Not Your Mom and Pop Mexican Place

"It was kind of for tourists that I did it, because it meant we had a good solid base to pull from, but we learned right away that Chicago embraced us with both arms," he said, "It was successful at Frontera from day one." Within six months, they'd surpassed their hopes of success.

"Even though we were doing really authentic Mexican food, food from central and southern Mexico, not from the Northern part of Mexico that's more like American Mexican food, we were doing the real thing and Chicago loved it," he said. "We just put it on the plate in a slightly different way - sort of dressed it up, if you will, to make it sort of right on par with all of the other sort of upscale casual restaurants of the time." They opened Topolobampo in 1989, one of America's first fine-dining Mexican restaurants.

Although food culture has changed since then, ("When we opened, there was not a high expectation for quality of ingredients on the plate, now all of our guests want to know 'where was that fish caught?' or 'is that grass-fed beef?'") Bayless has managed to roll with the changing times.

"Because of the chefs and because of the sophistication of the diners, we're just in a completely different plain [now]," he said. "The other thing about the restaurant business is that over the last couple of decades, the diners have grown to understand a quality experience at the table…I think that is super cool because you can always tell when a culture really respects its food because everything around it will be highly prized; the plates that it's put on, the way that it's served to you, the ambience that it's served in."

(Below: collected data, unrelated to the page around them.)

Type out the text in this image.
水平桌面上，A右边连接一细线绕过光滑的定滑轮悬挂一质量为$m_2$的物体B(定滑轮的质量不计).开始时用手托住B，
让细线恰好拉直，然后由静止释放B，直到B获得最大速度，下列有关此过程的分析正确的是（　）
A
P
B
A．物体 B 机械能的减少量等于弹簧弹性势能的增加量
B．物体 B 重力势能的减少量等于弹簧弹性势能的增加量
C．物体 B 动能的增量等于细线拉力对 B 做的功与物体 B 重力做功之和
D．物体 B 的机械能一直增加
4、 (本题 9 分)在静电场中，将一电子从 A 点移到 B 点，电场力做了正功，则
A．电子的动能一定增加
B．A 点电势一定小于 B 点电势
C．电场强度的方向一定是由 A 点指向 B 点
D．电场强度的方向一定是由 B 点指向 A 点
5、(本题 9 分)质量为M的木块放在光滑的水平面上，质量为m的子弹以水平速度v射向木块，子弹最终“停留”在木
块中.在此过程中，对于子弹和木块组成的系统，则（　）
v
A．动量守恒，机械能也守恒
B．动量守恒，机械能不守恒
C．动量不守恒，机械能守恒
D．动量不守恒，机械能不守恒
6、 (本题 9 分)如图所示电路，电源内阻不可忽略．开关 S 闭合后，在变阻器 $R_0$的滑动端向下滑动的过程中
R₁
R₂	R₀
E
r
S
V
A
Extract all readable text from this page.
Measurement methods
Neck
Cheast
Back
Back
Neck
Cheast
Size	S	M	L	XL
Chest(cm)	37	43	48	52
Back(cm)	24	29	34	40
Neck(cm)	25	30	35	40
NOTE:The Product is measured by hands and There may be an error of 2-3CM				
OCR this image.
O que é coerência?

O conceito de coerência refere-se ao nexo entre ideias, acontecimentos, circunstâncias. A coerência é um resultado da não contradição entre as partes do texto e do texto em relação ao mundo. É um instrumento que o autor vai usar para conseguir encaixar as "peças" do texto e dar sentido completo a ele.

It's providing that quality experience that Bayless says he lives for. "Occasionally when I'm not at the restaurant, say, on a Saturday night, and I look around at all those people that are out having a good time, and so forth. I think 'Wow, that would seem so odd to have every Saturday night off!' because I love this business and I like preparing food, I like all the aspects of the creation that goes into it, but I also just love seeing people at the table just having a great time," he said.

"I've never really thought that my role was to be the great chef and that everybody would come and worship me. I always think of myself as the person that offers people the opportunity just to have a wonderful experience. And the experience may be because the people at the table, they hadn't seen in a while and they just couldn't wait to catch up. Perhaps there was magic that happened in the relationships at the table at a given instance. I hope that the food is sort of a spark for all that, a kind of catalyst for having a good time, and I think the better I am as a chef the more those magical moments really happen for people."